Novelist Karen Essex remembers when she first encountered the name Aspasia, a courtesan in ancient Greece, while wading through a copy of Plutarch in graduate school.
"Plutarch suddenly starts talking about Aspasia as Pericles' mistress," she said, mentioning the Athenian leader. Aspasia "had the respect of the most intelligent men in an Athens in which women weren't even citizens and were completely sequestered. It was very titillating, and just a tease, because Plutarch mentions her, and that's it."
Where Plutarch kept mum, Essex has filled in the blanks.
Her fourth historical novel, "Stealing Athena," expounds on the weight of the past, the power of art and the strength of women who exercised free will even when they had the fewest rights. But "Stealing Athena" seems uniquely relevant, as historical novels gain popularity and powerful women are again very much in the public eye.
"Stealing Athena" parallels the lives of Aspasia and Mary Elgin. Aspasia witnesses the Parthenon being built; Mary watches it being taken down by her husband, Lord Elgin, who, in a still contested move, lugged the marbles that now bear his name back to England. Both women flout traditional roles and both suffer for it.
"Women made virtually no progress from ancient Greece to post-Enlightenment England," Essex said over steak at the restaurant Fraiche.
Essex isn't so convinced of women's progress in post-millennial America, either.
"There's this resurgence now of the discussion about whether women should work or not if they have a child," Essex said. "I don't know about you, but I've been through two graduate programs and I have to feed myself and support my daughter.

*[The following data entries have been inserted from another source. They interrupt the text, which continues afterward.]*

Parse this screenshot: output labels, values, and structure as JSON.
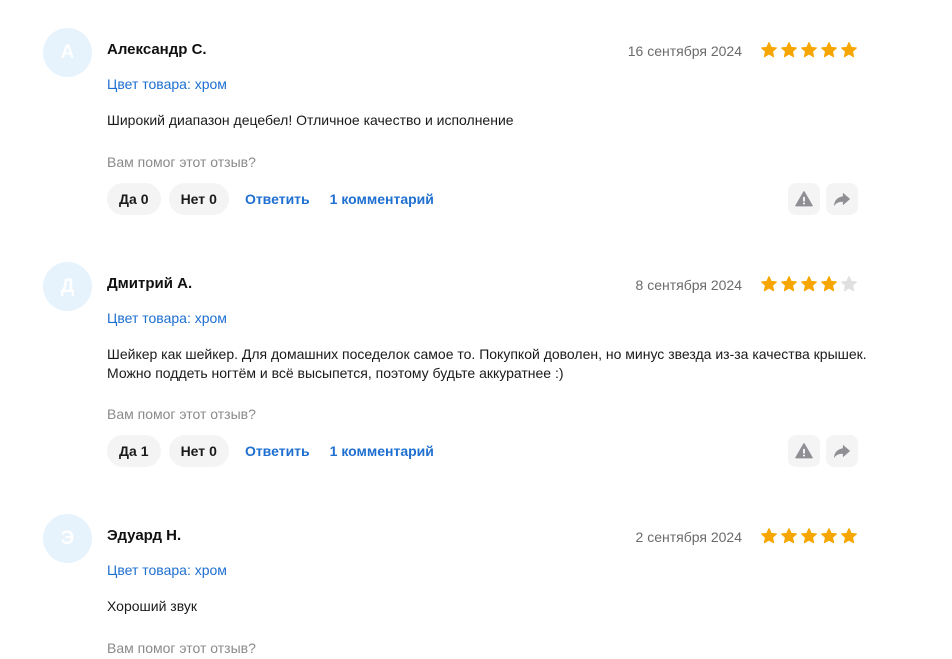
{
  "colors": {
    "star_filled": "#f7a600",
    "star_empty": "#e0e0e0",
    "link": "#1e6fd0",
    "avatar_bg": "#e6f3fd"
  },
  "reviews": [
    {
      "avatar_letter": "А",
      "author": "Александр С.",
      "date": "16 сентября 2024",
      "rating": 5,
      "color_label": "Цвет товара: хром",
      "text": "Широкий диапазон децебел! Отличное качество и исполнение",
      "helpful_question": "Вам помог этот отзыв?",
      "yes_label": "Да",
      "yes_count": "0",
      "no_label": "Нет",
      "no_count": "0",
      "reply_label": "Ответить",
      "comments_label": "1 комментарий"
    },
    {
      "avatar_letter": "Д",
      "author": "Дмитрий А.",
      "date": "8 сентября 2024",
      "rating": 4,
      "color_label": "Цвет товара: хром",
      "text": "Шейкер как шейкер. Для домашних поседелок самое то. Покупкой доволен, но минус звезда из-за качества крышек. Можно поддеть ногтём и всё высыпется, поэтому будьте аккуратнее :)",
      "helpful_question": "Вам помог этот отзыв?",
      "yes_label": "Да",
      "yes_count": "1",
      "no_label": "Нет",
      "no_count": "0",
      "reply_label": "Ответить",
      "comments_label": "1 комментарий"
    },
    {
      "avatar_letter": "Э",
      "author": "Эдуард Н.",
      "date": "2 сентября 2024",
      "rating": 5,
      "color_label": "Цвет товара: хром",
      "text": "Хороший звук",
      "helpful_question": "Вам помог этот отзыв?"
    }
  ]
}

There's been a real shortage of men who want to give me money."
Back to school
Essex made it through an interdisciplinary program at Vanderbilt University in Nashville, before which she had been working as a film executive in L.A., where she'd moved to pursue costume design.
After realizing that she'd "forgotten to be a writer," Essex got a master's in fine arts from Goddard College in Vermont in 1999 and sold her thesis to Warner Books. Now she splits her time between writing novels and scripts in Studio City.
That thesis became "Kleopatra," the first in a two-novel series that rounded out the seductress of popular memory, depicting her as an intelligent, fierce ruler rather than a conqueror of powerful men.